These days, it doesn’t take much for someone to go missing in China, especially if you’re recognized in the business world.
A recent spate of disappearances occurring in China, involving bosses of some of the country’s top industries, has many questioning whether some kind of conspiracy may be at work.
The latest among the incidents involving vanishing businessmen in China revolves around Guo Guangchang, chairman of Fosun International, which BBC news describes as “one of China’s most prominent asset management firms.” The company issued a statement late last week, stating that its shares have been suspended in the wake of Guangchang’s disappearance.
Fosun International isn’t the only company that has been affected by the purported “vanishing bosses” problem. In recent weeks, Hong Kong’s Guotai company has seen shares in its stocks falling in the aftermath of an announcement about its chief executive disappearing. Citic Securities, perhaps China’s very largest brokerage, has similarly lost two of its prominent investment bankers in recent weeks.
So the question on many people’s minds, in China and abroad, is where have they gone?
Guo Guangchang’s disappearance is notable among the rest, especially since the Fosun chairman had often likened himself to being an eastern counterpart to America’s Warren Buffett. His company had also recently made a number of acquisitions, the BBC reports. Some have speculated that this may have something to do with the disappearance, although it isn’t the only theory about the rash of missing Chinese executives.
Earlier in 2015, Beijing had undergone a number of high-profile investigations into businesses—particularly brokerages—which the Chinese government had believed were seeking to profit from severe volatility in the Chinese stock market. As the financial sector had been no stranger to questionable ethics, some assert that the government is merely closing its grip around those who might take liberties with the financial system.
Many attribute the disappearances to what is known as “Shuanggui”, a process involving a detention system enacted by China’s ruling party pertaining to one of its members, variously called “shuangzhi” if the detainee is a non-party member. President Xi Jinping had instituted the policy as an anti-corruption tactic throughout his campaign.

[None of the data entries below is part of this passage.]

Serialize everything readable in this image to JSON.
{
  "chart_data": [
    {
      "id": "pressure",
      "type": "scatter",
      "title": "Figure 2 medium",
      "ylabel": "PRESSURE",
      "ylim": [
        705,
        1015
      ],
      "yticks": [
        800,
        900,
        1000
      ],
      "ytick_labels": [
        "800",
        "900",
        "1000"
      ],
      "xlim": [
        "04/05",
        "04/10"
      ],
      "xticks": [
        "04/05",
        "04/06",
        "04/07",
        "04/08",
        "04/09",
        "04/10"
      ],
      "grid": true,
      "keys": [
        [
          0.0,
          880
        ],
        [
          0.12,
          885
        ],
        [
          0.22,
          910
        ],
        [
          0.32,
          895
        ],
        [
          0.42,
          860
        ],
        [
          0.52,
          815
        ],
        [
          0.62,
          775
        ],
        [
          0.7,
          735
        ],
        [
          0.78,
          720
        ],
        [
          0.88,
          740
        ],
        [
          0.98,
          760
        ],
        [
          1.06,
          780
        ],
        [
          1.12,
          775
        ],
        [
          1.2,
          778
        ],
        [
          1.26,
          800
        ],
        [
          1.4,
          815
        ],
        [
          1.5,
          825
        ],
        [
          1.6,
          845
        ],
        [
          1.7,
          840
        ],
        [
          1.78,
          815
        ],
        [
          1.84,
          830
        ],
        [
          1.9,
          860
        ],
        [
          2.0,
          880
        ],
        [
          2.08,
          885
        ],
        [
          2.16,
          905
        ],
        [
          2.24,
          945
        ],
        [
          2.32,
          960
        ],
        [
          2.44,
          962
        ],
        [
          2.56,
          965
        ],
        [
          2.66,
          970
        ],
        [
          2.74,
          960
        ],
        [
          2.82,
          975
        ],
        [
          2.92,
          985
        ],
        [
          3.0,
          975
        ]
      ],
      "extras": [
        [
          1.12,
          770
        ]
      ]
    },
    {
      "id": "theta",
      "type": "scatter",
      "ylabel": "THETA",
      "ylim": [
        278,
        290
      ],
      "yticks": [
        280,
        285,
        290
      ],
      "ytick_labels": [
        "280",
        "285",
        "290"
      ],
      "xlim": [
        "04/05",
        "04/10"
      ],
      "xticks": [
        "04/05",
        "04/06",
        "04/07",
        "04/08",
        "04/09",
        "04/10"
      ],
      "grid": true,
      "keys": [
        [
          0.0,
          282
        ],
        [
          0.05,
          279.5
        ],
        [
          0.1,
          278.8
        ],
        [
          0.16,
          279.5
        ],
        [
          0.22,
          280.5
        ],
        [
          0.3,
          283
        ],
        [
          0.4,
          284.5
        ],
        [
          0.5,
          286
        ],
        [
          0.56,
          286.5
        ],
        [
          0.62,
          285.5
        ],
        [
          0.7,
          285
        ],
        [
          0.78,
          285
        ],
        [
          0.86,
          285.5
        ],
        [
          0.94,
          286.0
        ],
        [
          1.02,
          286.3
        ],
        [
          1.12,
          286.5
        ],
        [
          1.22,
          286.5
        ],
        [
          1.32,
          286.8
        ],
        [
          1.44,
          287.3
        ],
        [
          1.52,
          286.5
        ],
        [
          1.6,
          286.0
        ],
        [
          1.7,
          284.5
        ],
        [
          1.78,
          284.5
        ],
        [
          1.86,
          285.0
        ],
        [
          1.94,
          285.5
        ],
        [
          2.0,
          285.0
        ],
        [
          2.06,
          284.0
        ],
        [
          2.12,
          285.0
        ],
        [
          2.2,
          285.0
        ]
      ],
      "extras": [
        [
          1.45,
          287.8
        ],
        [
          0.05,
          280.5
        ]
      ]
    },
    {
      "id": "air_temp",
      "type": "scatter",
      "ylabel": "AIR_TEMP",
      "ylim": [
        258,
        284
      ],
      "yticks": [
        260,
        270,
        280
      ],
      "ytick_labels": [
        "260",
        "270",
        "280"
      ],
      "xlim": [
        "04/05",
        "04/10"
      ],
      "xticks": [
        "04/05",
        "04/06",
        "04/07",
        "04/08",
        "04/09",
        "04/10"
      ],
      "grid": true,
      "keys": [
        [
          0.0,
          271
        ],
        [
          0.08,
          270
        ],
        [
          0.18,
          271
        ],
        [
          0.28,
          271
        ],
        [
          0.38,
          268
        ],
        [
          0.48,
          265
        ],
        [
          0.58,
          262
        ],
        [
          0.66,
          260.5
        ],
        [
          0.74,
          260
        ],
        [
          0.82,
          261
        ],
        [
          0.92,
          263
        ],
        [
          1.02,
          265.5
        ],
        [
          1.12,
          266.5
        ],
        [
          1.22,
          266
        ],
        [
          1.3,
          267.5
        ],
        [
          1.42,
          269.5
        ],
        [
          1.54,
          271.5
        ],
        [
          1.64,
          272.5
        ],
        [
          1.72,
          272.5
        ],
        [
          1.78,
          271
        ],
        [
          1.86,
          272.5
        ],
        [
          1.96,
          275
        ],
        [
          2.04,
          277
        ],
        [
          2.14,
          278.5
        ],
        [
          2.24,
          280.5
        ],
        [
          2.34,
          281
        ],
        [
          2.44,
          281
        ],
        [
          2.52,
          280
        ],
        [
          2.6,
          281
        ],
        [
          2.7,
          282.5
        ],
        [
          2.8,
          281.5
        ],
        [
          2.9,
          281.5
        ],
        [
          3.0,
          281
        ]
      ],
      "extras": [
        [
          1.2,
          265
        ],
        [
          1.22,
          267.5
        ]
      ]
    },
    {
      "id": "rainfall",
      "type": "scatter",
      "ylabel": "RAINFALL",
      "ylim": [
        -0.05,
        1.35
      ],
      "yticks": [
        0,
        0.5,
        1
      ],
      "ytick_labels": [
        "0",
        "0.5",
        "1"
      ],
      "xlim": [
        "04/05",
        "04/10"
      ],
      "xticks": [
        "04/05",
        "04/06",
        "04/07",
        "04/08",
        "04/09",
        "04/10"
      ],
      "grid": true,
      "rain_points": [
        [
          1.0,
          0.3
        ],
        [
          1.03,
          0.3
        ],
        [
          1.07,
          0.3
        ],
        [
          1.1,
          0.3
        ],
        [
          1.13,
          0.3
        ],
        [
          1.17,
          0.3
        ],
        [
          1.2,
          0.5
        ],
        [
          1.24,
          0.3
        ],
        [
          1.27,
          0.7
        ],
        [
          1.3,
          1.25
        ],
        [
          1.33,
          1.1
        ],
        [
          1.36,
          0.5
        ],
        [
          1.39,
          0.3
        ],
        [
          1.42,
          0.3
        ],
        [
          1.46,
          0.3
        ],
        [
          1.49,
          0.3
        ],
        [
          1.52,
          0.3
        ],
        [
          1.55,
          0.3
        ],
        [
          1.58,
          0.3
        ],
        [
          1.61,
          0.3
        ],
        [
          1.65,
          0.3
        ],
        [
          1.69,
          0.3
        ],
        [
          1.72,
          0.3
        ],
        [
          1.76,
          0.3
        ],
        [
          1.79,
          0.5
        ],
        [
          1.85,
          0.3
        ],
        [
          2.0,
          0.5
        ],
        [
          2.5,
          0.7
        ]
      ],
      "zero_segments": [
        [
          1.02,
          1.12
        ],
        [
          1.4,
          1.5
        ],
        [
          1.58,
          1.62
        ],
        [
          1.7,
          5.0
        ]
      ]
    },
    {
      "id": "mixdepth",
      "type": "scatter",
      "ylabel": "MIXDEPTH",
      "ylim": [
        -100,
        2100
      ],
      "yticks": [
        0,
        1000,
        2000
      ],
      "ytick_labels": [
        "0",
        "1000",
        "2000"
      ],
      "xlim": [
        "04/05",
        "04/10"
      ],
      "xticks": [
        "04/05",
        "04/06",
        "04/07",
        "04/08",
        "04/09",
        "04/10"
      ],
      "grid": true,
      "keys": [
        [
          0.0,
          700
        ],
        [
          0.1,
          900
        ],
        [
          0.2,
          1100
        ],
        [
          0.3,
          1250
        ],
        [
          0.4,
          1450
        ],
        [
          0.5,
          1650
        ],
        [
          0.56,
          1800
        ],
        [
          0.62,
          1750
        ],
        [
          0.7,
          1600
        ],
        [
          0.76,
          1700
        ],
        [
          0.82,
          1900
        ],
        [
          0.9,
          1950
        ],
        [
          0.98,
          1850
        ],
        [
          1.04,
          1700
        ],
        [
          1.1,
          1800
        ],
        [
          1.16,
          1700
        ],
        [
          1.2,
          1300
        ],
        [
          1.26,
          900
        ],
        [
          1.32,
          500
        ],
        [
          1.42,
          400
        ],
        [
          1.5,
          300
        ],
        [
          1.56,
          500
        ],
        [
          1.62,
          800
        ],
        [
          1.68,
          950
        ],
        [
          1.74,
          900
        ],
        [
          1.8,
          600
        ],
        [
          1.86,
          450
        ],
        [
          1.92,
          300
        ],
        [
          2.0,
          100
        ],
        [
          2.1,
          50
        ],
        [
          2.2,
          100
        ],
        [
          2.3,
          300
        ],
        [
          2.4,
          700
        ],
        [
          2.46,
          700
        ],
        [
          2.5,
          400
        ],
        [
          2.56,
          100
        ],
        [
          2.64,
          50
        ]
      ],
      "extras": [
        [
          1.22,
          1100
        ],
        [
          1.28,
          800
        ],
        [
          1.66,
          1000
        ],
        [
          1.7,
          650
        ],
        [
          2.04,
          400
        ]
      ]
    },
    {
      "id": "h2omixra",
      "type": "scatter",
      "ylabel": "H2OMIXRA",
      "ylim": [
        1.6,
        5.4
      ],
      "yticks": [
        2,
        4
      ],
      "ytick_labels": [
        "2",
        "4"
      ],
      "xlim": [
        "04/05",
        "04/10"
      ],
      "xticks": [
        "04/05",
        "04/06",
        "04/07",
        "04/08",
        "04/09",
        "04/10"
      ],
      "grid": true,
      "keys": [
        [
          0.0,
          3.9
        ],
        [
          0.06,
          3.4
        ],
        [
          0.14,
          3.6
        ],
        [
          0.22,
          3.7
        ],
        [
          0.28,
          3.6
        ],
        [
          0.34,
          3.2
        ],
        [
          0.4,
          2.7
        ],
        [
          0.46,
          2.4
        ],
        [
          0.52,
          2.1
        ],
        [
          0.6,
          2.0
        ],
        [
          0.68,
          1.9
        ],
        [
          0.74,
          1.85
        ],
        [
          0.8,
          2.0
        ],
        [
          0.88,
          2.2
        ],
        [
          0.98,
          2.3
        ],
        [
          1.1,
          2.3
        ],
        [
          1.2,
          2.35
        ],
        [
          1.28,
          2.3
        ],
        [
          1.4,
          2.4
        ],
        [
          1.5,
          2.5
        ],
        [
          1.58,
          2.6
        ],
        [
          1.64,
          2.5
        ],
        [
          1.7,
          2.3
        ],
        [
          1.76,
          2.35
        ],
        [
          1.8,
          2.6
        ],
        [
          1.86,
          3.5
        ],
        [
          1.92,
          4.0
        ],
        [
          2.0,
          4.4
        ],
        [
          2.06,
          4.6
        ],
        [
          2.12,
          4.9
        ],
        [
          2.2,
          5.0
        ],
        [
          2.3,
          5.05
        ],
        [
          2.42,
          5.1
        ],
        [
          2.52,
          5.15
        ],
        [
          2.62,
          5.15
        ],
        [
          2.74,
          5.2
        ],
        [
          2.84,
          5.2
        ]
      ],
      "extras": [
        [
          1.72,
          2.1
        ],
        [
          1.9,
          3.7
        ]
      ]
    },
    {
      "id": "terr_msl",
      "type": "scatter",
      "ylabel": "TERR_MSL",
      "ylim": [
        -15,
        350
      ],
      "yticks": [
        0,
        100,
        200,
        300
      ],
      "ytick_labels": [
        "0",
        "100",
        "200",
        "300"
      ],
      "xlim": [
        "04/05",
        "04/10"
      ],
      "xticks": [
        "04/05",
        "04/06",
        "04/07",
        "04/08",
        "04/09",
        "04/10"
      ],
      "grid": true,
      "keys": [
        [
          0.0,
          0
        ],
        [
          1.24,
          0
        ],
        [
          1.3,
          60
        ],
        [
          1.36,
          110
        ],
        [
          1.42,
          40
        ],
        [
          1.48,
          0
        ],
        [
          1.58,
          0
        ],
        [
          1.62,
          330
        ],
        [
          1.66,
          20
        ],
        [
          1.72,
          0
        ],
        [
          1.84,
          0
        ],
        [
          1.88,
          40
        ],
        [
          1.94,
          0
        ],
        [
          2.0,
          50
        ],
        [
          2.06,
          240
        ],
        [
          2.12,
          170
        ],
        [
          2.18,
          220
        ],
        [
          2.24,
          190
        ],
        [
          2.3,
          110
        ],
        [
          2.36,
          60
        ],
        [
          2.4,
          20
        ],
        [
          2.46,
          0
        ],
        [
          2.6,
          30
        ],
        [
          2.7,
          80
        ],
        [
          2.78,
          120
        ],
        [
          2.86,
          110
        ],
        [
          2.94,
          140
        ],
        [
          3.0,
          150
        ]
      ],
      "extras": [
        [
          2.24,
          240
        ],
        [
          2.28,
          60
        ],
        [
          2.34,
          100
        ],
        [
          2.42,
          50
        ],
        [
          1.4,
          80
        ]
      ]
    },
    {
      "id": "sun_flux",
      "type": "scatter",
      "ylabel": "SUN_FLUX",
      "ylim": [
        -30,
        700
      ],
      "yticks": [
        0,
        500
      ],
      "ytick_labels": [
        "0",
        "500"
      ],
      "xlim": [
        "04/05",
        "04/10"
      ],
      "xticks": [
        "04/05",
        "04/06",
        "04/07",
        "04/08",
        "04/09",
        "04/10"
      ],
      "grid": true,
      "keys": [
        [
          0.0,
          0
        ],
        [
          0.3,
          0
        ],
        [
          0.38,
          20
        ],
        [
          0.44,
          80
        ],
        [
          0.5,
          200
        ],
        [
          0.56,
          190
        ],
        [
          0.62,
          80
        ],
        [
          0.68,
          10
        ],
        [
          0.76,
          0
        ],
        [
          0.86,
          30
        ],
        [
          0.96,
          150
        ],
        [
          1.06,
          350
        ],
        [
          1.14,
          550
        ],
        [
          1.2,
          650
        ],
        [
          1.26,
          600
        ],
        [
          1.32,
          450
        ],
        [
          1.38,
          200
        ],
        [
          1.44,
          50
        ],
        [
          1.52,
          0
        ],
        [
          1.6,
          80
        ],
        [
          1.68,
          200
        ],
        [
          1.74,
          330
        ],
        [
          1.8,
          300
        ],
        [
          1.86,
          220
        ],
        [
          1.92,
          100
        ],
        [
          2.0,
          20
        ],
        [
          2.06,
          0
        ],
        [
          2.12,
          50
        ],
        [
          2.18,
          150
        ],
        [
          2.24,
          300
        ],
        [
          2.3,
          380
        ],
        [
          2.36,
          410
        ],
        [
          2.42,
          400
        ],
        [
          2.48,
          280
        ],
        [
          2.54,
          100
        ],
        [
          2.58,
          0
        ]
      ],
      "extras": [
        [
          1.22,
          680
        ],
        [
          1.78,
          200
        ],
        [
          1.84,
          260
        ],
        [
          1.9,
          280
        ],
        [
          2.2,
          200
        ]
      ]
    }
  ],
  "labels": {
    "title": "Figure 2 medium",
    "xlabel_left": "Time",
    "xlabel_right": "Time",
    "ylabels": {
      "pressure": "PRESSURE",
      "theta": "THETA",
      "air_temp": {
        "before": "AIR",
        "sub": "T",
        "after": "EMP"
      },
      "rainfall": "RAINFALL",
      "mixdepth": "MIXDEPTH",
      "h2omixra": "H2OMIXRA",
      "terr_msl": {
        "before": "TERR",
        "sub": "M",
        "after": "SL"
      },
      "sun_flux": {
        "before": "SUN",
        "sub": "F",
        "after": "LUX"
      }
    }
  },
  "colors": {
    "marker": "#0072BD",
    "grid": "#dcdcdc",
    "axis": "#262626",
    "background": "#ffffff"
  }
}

Bloomberg Business reports that shilian, the Chinese term meaning “lost contact”, has “become a euphemism in China for the party holding executives and officials for questioning or arrest, often indefinitely and at an undisclosed location. That practice has long been criticized by human rights activists who say the lack of transparency and accountability opens the door to abuses such as torture.”
But the disappearances in China’s business sector aren’t the only incidents that are getting attention in the country. In November, it was reported that four individuals associated with the politically-driven Causeways Bookstore, a Chinese independent supplier of “gossipy paperbacks” which often criticize the Chinese ruling party, had also vanished. Those associated with the missing employees were convinced that the disappearances had been due to similar detentions.
With the politically-fueled intolerance for corruption and, apparently, criticism just as well, it is with little doubt that the disappearances that have occurred in China have less to do with the kinds of bizarre vanishing acts that occasionally occur in the realms of speculative nonfiction and conspiracy literature. These incidents, if anything, highlight the kinds of problems the Chinese people have long dealt with—and still face today—in a country whose leaders are intolerant of opinions that differ from their own positions and authority.